Post
Topic
Board Armory
Re: Convert satoshi wallet.dat to amory X1Y2Z3.wallet
by
etotheipi
on 21/02/2013, 01:07:49 UTC
sorry i missed the memo, is there an easy conversion tool for importing old wallet.dat files into armory?

the only way i know of currently is dumping keys with pywallet and then importing, but this seems like a pain especially with a very large wallet.

That actually won't work either, because the current wallet format of Armory (and underlying library code) doesn't accommodate compressed public keys.  Trying to import them will just cause errors.  As I keep mentioning the new wallet format:  it will handle compressed public keys -- in fact it will use them by default.  But until then, the support isn't there.

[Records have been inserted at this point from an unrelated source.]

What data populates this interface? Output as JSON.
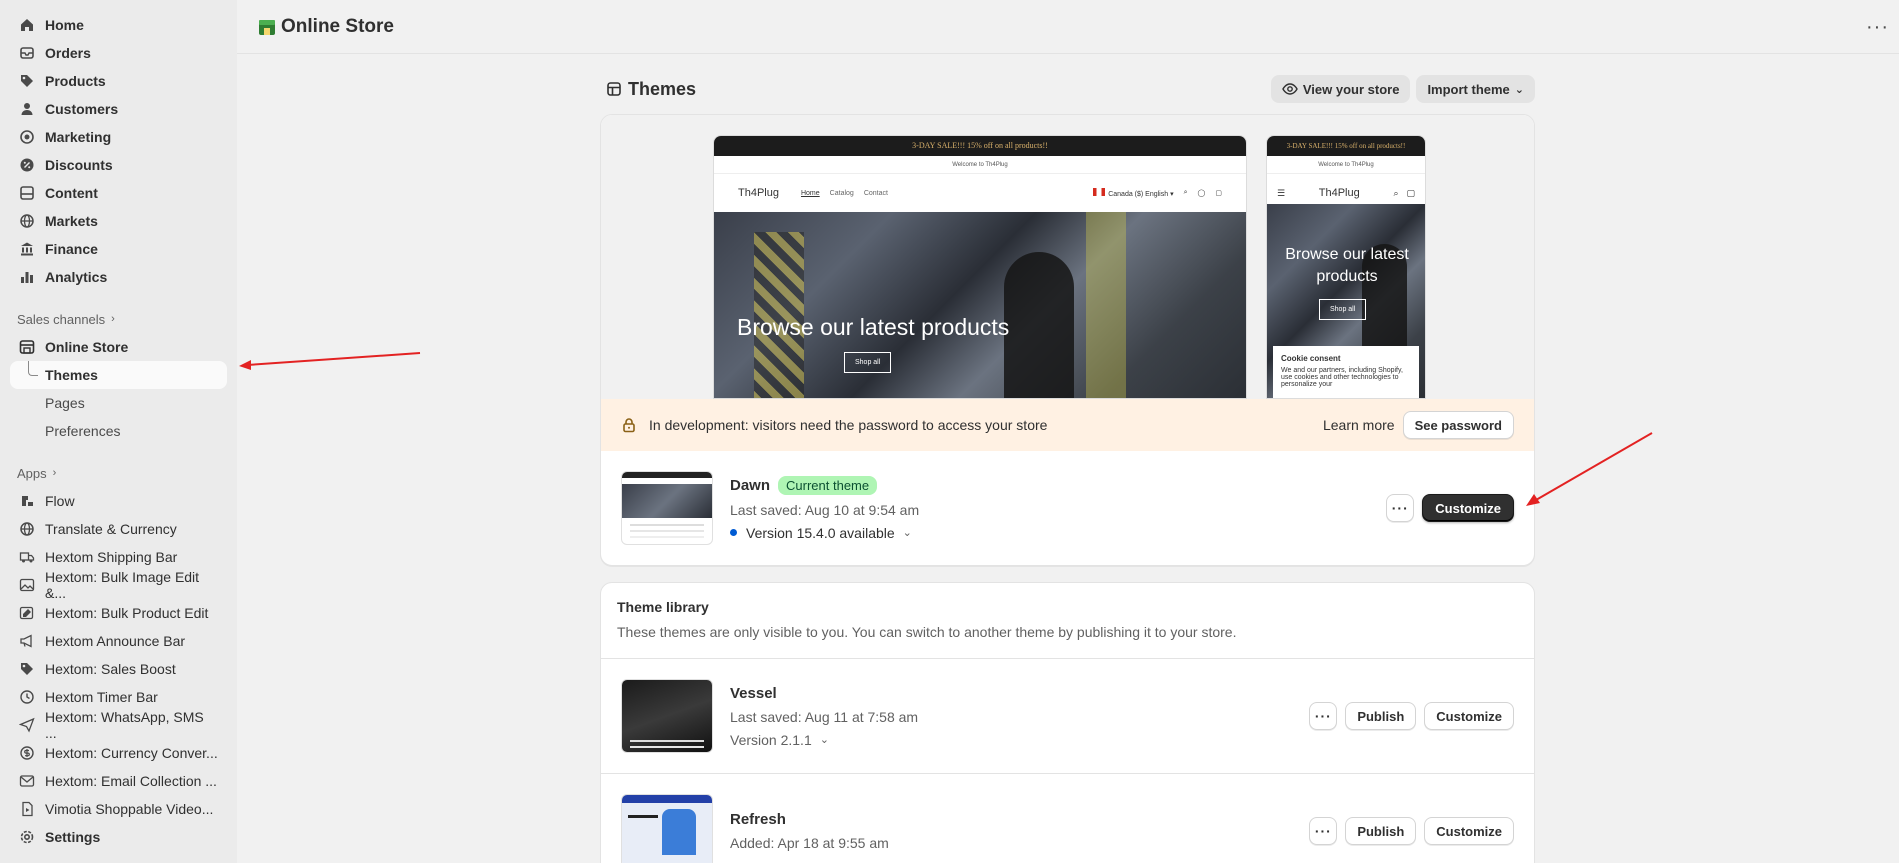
{
  "sidebar": {
    "main_items": [
      {
        "label": "Home",
        "icon": "home-icon"
      },
      {
        "label": "Orders",
        "icon": "orders-icon"
      },
      {
        "label": "Products",
        "icon": "tag-icon"
      },
      {
        "label": "Customers",
        "icon": "person-icon"
      },
      {
        "label": "Marketing",
        "icon": "target-icon"
      },
      {
        "label": "Discounts",
        "icon": "discount-icon"
      },
      {
        "label": "Content",
        "icon": "content-icon"
      },
      {
        "label": "Markets",
        "icon": "globe-icon"
      },
      {
        "label": "Finance",
        "icon": "bank-icon"
      },
      {
        "label": "Analytics",
        "icon": "chart-icon"
      }
    ],
    "sales_channels_label": "Sales channels",
    "online_store_label": "Online Store",
    "online_store_sub": [
      "Themes",
      "Pages",
      "Preferences"
    ],
    "apps_label": "Apps",
    "apps": [
      {
        "label": "Flow",
        "icon": "flow-icon"
      },
      {
        "label": "Translate & Currency",
        "icon": "globe-icon"
      },
      {
        "label": "Hextom Shipping Bar",
        "icon": "truck-icon"
      },
      {
        "label": "Hextom: Bulk Image Edit &...",
        "icon": "image-icon"
      },
      {
        "label": "Hextom: Bulk Product Edit",
        "icon": "edit-icon"
      },
      {
        "label": "Hextom Announce Bar",
        "icon": "megaphone-icon"
      },
      {
        "label": "Hextom: Sales Boost",
        "icon": "tag-icon"
      },
      {
        "label": "Hextom Timer Bar",
        "icon": "clock-icon"
      },
      {
        "label": "Hextom: WhatsApp, SMS ...",
        "icon": "send-icon"
      },
      {
        "label": "Hextom: Currency Conver...",
        "icon": "currency-icon"
      },
      {
        "label": "Hextom: Email Collection ...",
        "icon": "mail-icon"
      },
      {
        "label": "Vimotia Shoppable Video...",
        "icon": "video-icon"
      }
    ],
    "settings_label": "Settings"
  },
  "topbar": {
    "title": "Online Store",
    "more": "···"
  },
  "page": {
    "title": "Themes",
    "view_store": "View your store",
    "import_theme": "Import theme"
  },
  "preview": {
    "announcement": "3-DAY SALE!!! 15% off on all products!!",
    "welcome": "Welcome to Th4Plug",
    "logo": "Th4Plug",
    "nav_links": [
      "Home",
      "Catalog",
      "Contact"
    ],
    "locale": "Canada ($) English",
    "hero_title": "Browse our latest products",
    "hero_button": "Shop all",
    "cookie_title": "Cookie consent",
    "cookie_text": "We and our partners, including Shopify, use cookies and other technologies to personalize your"
  },
  "dev_banner": {
    "text": "In development: visitors need the password to access your store",
    "learn_more": "Learn more",
    "see_password": "See password"
  },
  "current_theme": {
    "name": "Dawn",
    "badge": "Current theme",
    "saved": "Last saved: Aug 10 at 9:54 am",
    "version": "Version 15.4.0 available",
    "more": "···",
    "customize": "Customize"
  },
  "library": {
    "title": "Theme library",
    "description": "These themes are only visible to you. You can switch to another theme by publishing it to your store.",
    "themes": [
      {
        "name": "Vessel",
        "meta": "Last saved: Aug 11 at 7:58 am",
        "version": "Version 2.1.1",
        "publish": "Publish",
        "customize": "Customize",
        "more": "···"
      },
      {
        "name": "Refresh",
        "meta": "Added: Apr 18 at 9:55 am",
        "version": "",
        "publish": "Publish",
        "customize": "Customize",
        "more": "···"
      }
    ]
  },
  "colors": {
    "sidebar_bg": "#ebebeb",
    "page_bg": "#f1f1f1",
    "banner_bg": "#fff1e3",
    "badge_bg": "#aff5b4",
    "arrow": "#e32222"
  }
}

For now you're just going to have to send the funds through the blockchain to get it to the new wallet.  I recognize not everyone finds this solution satisfactory (they'd like to take some addresses with them), but it's the best I can do for you until the new wallets are complete (which unfortunately have become slightly lower priority in favor of upgrading Armory's resource management).

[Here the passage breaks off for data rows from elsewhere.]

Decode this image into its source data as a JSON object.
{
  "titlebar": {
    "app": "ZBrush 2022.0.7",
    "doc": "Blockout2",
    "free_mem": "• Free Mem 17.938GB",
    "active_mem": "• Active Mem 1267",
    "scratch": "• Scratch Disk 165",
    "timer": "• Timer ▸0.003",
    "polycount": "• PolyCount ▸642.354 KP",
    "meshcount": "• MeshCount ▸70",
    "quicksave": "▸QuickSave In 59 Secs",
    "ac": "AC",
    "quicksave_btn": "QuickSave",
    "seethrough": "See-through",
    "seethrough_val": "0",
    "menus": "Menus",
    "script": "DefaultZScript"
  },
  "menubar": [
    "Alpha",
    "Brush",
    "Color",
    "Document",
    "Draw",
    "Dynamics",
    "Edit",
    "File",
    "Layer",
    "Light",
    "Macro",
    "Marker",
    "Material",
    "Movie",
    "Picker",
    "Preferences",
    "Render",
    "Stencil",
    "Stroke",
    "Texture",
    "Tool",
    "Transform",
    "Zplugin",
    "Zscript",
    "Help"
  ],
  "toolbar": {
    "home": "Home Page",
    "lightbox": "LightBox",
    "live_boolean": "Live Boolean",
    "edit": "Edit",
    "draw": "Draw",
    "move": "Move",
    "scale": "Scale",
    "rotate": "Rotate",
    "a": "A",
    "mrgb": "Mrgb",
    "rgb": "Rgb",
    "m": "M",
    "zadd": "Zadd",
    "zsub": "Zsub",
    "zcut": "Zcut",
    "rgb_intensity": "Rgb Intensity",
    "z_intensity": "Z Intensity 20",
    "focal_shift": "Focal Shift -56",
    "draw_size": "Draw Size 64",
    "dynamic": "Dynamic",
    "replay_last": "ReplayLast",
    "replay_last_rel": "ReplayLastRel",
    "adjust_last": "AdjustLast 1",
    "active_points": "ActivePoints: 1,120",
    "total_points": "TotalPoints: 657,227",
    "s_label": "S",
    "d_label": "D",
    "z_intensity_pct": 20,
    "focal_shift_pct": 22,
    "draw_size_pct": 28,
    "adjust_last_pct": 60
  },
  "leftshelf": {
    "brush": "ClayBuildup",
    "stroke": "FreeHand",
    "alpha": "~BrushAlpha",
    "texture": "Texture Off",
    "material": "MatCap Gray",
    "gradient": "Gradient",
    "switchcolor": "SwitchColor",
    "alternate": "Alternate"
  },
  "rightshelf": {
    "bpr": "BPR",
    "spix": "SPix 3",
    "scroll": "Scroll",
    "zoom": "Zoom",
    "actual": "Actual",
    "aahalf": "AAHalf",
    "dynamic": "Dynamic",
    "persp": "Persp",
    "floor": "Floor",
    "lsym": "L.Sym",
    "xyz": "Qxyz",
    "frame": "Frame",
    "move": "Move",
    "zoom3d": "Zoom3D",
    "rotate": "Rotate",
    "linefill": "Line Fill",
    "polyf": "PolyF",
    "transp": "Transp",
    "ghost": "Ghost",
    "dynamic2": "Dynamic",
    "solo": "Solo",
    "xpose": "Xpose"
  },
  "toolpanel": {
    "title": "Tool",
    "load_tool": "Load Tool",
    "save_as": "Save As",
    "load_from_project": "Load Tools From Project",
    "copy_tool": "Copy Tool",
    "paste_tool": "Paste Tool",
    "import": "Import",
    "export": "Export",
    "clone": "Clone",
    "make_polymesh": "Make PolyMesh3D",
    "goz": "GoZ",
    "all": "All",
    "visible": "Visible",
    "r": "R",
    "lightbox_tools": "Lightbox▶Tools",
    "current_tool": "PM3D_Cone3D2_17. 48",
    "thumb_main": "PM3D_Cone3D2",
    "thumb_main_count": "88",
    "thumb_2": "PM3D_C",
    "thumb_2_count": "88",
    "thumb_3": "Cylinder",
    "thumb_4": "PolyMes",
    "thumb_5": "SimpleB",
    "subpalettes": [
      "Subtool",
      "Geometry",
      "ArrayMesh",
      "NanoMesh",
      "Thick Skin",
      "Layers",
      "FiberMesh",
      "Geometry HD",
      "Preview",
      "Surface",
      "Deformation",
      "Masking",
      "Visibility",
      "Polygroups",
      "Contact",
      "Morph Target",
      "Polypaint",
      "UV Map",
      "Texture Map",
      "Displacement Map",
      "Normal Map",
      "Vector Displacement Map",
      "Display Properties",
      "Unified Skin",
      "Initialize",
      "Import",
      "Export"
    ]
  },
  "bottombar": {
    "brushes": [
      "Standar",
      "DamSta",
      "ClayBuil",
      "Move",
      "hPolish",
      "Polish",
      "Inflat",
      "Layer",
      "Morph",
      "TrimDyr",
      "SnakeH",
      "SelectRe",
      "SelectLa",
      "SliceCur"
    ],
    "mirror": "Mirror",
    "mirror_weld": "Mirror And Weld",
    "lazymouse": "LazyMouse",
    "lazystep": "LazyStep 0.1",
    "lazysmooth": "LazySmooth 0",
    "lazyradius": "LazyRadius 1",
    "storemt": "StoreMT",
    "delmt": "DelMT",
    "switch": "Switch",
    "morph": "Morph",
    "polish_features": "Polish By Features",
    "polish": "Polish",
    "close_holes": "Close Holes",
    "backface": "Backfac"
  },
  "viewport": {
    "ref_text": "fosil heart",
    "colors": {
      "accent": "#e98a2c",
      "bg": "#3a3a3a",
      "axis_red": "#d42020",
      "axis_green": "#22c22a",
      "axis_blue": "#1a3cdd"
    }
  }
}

thanks for the quick reply... but what do public keys have to do with anything?

dumping a list of private keys and importing those private keys into armory won't work?


Since a bitcoin address is the hash of the public key, if you use a compressed public key you get a different address than using the same, uncompressed public key.  As such, the same private key can be associated with two different addresses (one for compressed and uncompressed).  Right now, Armory would compute the wrong address, even if it could uncompress the keys.

The correct behavior is not super-complicated once you have the code to compress and uncompress the keys, it's just that the old wallet format and code/algorithms have been very thoroughly tested and are rock-solid.  I didn't want to risk breaking that to support this... especially when I'm soon going to have a new wallet format that will have to go through all that testing again, anyway... might as well do it all at once.